Russel Brand talked about addiction once and said, “I know the 3 am you.” Well, mom, I know the 3 pm you. I know the you that’s surrounded by children and mess and toys and laundry not yet done. The dishes are piled high, and the floors are half swept. This morning’s breakfast is on the table and last night’s dinner might still be on the stove.
Someone wants juice and another needs to be changed. There’s toothpaste all over the counter and spit-up on your shirt. The list of tasks half done or waiting in limbo numbers too many to count, and it feels like you’ll never get it all done.
Messy hair, the yoga pants you’ve worn for the 3rd day in a row, the bra you can’t even remember washing last. I know the 3 pm you.
I write this with tears streaming down my face. It’s 2:48 pm. The dishes are piled high, the floors are half swept, the baby needs changing, and the older kids want juice. There’s toothpaste on the counter and spit-up on my shirt. I am the 3 pm you.
I’m overwhelmed, and I haven’t slept more than two hours in two days. I’m exhausted and anxious, and it feels like the weight of the world is on my shoulders. The bills need to be paid, but I don’t even know what needs to be paid today.

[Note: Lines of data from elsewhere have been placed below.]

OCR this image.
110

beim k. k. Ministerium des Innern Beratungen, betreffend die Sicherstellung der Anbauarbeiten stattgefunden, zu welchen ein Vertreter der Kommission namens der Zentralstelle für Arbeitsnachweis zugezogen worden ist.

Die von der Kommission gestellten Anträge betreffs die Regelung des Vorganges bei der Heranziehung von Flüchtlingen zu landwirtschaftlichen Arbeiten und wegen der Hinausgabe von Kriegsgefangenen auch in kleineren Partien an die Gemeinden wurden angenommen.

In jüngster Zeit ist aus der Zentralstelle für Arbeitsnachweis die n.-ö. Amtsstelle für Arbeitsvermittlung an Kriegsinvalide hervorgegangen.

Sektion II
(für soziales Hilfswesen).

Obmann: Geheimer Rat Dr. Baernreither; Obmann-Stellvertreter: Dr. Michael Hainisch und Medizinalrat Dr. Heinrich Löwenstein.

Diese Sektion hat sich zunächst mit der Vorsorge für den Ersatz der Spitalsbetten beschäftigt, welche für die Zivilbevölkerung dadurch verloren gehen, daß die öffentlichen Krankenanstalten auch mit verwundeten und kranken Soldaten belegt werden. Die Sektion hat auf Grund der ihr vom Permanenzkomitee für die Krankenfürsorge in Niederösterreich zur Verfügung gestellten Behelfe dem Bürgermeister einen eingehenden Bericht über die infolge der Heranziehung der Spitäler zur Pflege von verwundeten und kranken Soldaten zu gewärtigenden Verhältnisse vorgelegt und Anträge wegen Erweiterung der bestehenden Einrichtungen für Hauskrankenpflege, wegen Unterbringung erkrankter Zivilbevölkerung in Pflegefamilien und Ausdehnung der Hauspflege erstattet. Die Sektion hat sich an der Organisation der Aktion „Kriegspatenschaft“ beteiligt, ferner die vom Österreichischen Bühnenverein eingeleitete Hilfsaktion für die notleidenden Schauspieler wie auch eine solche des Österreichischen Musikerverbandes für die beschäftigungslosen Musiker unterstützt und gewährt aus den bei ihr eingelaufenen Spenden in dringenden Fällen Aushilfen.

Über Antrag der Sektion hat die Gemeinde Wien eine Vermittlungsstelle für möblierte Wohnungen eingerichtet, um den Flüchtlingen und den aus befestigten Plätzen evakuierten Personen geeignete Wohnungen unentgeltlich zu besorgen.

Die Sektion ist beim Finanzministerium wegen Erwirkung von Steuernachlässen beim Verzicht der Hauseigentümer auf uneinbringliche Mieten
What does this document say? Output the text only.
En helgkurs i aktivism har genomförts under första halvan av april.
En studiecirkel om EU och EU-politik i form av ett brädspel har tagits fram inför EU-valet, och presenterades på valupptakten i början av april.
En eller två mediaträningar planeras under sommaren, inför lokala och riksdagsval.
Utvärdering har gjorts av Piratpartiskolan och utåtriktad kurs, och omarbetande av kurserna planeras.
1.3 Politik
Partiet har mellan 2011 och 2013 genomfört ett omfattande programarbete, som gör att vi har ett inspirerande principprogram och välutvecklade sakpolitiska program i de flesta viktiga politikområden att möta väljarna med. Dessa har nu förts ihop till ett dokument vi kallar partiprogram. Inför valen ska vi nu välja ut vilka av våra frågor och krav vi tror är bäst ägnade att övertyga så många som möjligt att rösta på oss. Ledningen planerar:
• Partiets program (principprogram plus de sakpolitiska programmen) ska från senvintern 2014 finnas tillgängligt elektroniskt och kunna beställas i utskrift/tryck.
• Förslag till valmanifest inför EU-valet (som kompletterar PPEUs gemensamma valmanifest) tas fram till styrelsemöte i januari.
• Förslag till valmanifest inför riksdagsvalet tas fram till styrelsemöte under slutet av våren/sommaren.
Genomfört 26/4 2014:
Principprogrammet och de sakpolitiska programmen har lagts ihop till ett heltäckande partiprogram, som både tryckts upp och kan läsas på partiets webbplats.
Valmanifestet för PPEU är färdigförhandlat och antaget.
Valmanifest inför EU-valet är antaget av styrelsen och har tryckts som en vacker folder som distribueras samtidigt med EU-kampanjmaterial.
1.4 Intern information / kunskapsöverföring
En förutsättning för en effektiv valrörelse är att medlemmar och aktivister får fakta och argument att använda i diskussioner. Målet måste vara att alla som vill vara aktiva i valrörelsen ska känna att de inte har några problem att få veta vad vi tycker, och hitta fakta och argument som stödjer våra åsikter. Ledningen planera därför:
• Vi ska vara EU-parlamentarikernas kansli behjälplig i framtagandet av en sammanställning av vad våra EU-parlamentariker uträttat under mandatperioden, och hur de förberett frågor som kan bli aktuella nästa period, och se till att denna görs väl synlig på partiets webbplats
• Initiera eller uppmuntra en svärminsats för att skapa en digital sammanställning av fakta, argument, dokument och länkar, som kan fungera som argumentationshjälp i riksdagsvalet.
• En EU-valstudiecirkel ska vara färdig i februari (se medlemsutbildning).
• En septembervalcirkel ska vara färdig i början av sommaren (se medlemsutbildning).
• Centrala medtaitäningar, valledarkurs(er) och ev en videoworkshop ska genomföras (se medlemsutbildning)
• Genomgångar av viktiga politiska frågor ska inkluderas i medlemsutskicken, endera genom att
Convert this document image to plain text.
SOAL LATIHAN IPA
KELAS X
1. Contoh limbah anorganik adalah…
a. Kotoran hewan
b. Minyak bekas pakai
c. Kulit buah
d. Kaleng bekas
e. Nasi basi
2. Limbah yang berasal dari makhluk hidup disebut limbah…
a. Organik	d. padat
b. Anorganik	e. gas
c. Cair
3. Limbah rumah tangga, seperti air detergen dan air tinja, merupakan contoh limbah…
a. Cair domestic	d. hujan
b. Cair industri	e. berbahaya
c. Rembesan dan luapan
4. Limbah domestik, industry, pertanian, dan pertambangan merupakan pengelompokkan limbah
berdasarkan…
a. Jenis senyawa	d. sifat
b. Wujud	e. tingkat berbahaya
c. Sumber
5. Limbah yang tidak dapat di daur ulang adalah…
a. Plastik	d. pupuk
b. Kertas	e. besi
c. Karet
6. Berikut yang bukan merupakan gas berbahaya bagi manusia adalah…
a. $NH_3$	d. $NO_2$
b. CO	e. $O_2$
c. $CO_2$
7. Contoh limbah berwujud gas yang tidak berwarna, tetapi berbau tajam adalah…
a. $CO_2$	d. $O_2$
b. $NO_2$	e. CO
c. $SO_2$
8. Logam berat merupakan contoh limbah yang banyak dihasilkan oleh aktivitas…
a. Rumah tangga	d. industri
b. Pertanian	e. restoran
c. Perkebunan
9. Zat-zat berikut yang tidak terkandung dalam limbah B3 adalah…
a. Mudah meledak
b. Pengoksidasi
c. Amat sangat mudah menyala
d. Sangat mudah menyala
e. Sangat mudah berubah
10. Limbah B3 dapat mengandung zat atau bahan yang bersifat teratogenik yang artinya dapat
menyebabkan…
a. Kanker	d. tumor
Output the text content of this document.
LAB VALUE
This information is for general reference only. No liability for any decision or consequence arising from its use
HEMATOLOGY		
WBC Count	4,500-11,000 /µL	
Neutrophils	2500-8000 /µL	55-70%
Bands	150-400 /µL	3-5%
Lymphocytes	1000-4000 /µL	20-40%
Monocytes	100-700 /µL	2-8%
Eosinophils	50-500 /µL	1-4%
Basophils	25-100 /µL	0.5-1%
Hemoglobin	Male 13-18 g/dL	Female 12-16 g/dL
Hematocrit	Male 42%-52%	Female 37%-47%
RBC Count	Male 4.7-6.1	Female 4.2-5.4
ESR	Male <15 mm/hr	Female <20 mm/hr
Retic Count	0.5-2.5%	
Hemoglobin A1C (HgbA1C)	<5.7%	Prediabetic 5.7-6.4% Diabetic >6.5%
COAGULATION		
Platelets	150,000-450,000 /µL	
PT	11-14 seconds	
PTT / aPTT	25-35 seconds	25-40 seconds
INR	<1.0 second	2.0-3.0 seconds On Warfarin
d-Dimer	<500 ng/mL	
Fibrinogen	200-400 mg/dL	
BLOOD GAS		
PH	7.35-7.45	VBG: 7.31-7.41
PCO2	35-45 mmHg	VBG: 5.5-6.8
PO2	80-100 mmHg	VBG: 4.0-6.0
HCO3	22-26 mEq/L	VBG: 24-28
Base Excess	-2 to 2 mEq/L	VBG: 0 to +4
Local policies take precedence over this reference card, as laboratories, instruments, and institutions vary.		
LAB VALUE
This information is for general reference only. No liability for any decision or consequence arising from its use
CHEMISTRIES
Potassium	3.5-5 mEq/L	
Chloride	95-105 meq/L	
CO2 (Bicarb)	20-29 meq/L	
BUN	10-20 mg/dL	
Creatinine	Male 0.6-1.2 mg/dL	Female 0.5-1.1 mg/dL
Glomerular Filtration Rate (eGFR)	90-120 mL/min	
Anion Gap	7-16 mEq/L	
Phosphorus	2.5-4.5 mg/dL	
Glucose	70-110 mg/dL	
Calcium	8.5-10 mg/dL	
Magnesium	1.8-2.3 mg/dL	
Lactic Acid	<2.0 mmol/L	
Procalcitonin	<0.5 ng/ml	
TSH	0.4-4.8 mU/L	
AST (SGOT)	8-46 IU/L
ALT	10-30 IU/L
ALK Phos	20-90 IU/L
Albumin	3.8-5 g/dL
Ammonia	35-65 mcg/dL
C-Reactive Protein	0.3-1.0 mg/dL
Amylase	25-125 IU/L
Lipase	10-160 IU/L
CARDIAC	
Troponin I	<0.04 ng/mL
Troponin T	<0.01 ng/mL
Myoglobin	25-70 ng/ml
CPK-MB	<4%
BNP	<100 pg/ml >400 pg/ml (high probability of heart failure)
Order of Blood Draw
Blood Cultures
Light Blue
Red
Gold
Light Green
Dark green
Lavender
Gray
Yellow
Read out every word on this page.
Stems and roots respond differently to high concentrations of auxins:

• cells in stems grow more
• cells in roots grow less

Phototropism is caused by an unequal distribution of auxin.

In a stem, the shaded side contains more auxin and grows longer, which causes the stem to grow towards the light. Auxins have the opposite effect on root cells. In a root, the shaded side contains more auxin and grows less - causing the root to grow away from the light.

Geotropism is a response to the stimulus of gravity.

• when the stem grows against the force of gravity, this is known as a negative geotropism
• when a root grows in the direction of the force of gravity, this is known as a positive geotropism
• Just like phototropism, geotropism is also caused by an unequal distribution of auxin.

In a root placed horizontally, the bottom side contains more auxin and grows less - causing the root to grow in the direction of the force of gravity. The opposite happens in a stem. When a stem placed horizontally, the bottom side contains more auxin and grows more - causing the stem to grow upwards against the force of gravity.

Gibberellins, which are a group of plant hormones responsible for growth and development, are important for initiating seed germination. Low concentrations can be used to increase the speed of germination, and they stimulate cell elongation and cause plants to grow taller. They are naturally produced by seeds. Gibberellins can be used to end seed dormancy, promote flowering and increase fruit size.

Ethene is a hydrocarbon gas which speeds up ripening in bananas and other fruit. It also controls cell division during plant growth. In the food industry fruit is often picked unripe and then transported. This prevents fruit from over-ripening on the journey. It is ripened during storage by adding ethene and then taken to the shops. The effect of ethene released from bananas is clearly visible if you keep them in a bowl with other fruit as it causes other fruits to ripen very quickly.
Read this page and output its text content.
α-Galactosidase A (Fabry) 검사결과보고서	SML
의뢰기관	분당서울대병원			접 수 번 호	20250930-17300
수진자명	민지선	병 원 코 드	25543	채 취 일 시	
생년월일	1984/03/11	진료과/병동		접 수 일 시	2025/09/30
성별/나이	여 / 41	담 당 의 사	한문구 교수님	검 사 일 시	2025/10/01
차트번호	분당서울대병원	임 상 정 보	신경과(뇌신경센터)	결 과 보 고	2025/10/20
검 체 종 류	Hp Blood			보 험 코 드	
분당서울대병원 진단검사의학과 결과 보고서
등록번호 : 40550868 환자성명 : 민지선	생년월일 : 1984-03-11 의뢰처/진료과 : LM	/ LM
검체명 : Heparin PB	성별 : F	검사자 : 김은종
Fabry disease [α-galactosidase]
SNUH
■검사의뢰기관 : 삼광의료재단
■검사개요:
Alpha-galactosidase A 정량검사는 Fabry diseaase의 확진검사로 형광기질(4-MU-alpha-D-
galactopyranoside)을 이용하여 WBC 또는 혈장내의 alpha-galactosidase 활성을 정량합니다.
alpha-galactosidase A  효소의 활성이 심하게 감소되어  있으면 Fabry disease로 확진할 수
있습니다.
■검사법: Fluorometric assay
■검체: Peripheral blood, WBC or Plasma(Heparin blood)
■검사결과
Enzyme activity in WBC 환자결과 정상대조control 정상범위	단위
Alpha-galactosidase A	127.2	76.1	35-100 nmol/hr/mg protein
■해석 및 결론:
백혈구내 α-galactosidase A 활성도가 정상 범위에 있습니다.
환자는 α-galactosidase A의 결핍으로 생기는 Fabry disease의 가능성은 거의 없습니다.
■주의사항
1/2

My nose is running, and my throat feels tight. It’s hard to even take a breath.
Yes, I am the 3 pm you.
I have no words of wisdom today. I’m a new mom the third time around, but right now I feel like a rookie with no clue what to do. I have no poignant thoughts or pieces of advice to share. I just know that I’m there with you. Overwhelmed, anxious, stressed, exhausted, crying my eyes out as I nurse the baby who still needs to be changed.
I’m right there with you.
I know I’ll survive this. I know somewhere inside me is more strength than I feel. There’s light at the end of the tunnel, I know, so let’s just hang in there together until we get to it. Okay?